Please Go Home (USA)
Forty kids in a classroom. Ridiculously high taxes and absurd housing costs. And yet liberal Dems want more people to add more kids who can't even feed themselves?
Nick (Sf)
I wonder what is the percentage of undocumented children that are packing into these schools that so many of our politicians here seem to want even more of? The same ones that NEVER have their children in public schools.
The Nattering Nabob (Hoosier Heartland)
@Please Go Home You want to make some sense? I don’t even know where you’re coming from on that. Dems want smaller classes, better pay and benefits for the teachers. Housing costs? I suppose they do get higher in districts that have great schools, along with taxes, but then again, people move to these districts when they see value received. It’s not liberal Dems driving that by a long shot. But the objective is to give every kid in every district great schools and great teachers, especially in urban districts like LA.
Eucerin (USofA)
@Please Go Home - the kids will suffer and go hungry whether they're let into the US or not. The odds are good they will do better in the US. Keep an eye on the big picture.
CA (CA)
More power to LA teachers. I teach in Oakland Unified. The issues in LA are mostly the same for Oakland. Here it’s about low pay, large classes, and admin heavy. We have been without a contract for over a year and a half.
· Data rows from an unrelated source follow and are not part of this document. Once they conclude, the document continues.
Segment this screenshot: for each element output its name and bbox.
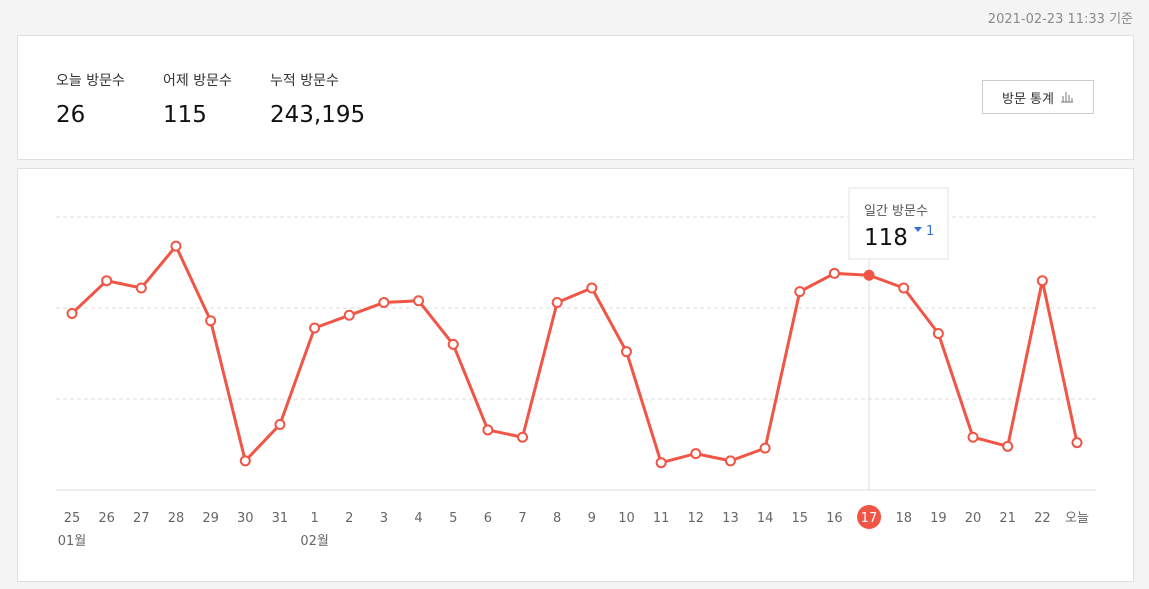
stat-value: 115 — [163, 102, 207, 128]
point — [1036, 275, 1048, 287]
x-tick-label: 28 — [168, 511, 185, 526]
stat: 누적 방문수 243,195 — [270, 70, 365, 128]
x-tick-label: 22 — [1034, 511, 1051, 526]
point — [170, 240, 182, 252]
point — [794, 286, 806, 298]
x-tick-label: 14 — [757, 511, 774, 526]
x-tick-label: 20 — [965, 511, 982, 526]
selected-marker — [857, 505, 882, 529]
tooltip-change: 1 — [926, 224, 934, 239]
stats-panel: 오늘 방문수 26 어제 방문수 115 누적 방문수 243,195 방문 통계 — [17, 35, 1134, 160]
x-tick-label: 29 — [202, 511, 219, 526]
point — [620, 346, 632, 358]
timestamp: 2021-02-23 11:33 기준 — [987, 12, 1133, 27]
point — [967, 431, 979, 443]
point — [447, 338, 459, 350]
x-tick-label: 7 — [518, 511, 526, 526]
x-tick-label: 25 — [64, 511, 81, 526]
point — [239, 455, 251, 467]
x-tick-label: 3 — [380, 511, 388, 526]
point — [135, 282, 147, 294]
x-tick-label: 2 — [345, 511, 353, 526]
x-tick-label: 18 — [895, 511, 912, 526]
point — [66, 307, 78, 319]
point — [205, 315, 217, 327]
point — [413, 295, 425, 307]
x-tick-label: 31 — [272, 511, 289, 526]
point — [378, 297, 390, 309]
x-tick-label: 9 — [588, 511, 596, 526]
x-tick-label: 16 — [826, 511, 843, 526]
point — [343, 309, 355, 321]
x-tick-label: 11 — [653, 511, 670, 526]
stat-label: 오늘 방문수 — [56, 73, 125, 89]
point — [828, 267, 840, 279]
point — [759, 442, 771, 454]
stats-button[interactable]: 방문 통계 — [982, 80, 1094, 114]
x-tick-label: 27 — [133, 511, 150, 526]
point — [101, 275, 113, 287]
stat-label: 누적 방문수 — [270, 73, 339, 89]
x-tick-label: 13 — [722, 511, 739, 526]
line — [70, 244, 1079, 465]
point — [932, 327, 944, 339]
x-tick-label: 21 — [999, 511, 1016, 526]
x-tick-label: 26 — [98, 511, 115, 526]
point — [586, 282, 598, 294]
change-arrow — [914, 227, 922, 232]
x-tick-label: 15 — [791, 511, 808, 526]
x-tick-label: 30 — [237, 511, 254, 526]
x-tick-label: 19 — [930, 511, 947, 526]
point — [655, 457, 667, 469]
tooltip-label: 일간 방문수 — [864, 204, 928, 219]
tooltip — [848, 187, 949, 260]
stat: 오늘 방문수 26 — [56, 70, 125, 128]
month-label: 01월 — [58, 534, 87, 549]
point — [898, 282, 910, 294]
point — [482, 424, 494, 436]
x-tick-label: 6 — [484, 511, 492, 526]
point — [309, 322, 321, 334]
x-tick-label: 4 — [414, 511, 422, 526]
x-tick-label: 8 — [553, 511, 561, 526]
x-tick-label: 17 — [861, 511, 878, 526]
x-tick-label: 5 — [449, 511, 457, 526]
point — [863, 269, 875, 281]
chart-icon — [1060, 92, 1073, 103]
x-tick-label: 오늘 — [1065, 511, 1089, 526]
stat-value: 243,195 — [270, 102, 366, 128]
point — [1071, 437, 1083, 449]
month-label: 02월 — [300, 534, 329, 549]
stat-label: 어제 방문수 — [163, 73, 232, 89]
point — [724, 455, 736, 467]
stat: 어제 방문수 115 — [163, 70, 232, 128]
stat-value: 26 — [56, 102, 86, 128]
button-label: 방문 통계 — [1002, 91, 1054, 107]
x-tick-label: 12 — [688, 511, 705, 526]
x-tick-label: 10 — [618, 511, 635, 526]
point — [551, 297, 563, 309]
point — [1002, 440, 1014, 452]
tooltip-value: 118 — [864, 225, 908, 251]
x-tick-label: 1 — [310, 511, 318, 526]
point — [517, 431, 529, 443]
point — [274, 418, 286, 430]
point — [690, 448, 702, 460]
Last week we voted on striking in February, and there was a march downtown on Saturday. Please support public schools; they are important.
surgres (New York)
@CA I support public schools (my mother was a school teacher), but the leadership of the school systems are a joke. We need to gut the leadership of the school system, get rid of the bureaucracy, and put the resources where the students need it. All in all, this situation demonstrates the failure of leadership in California.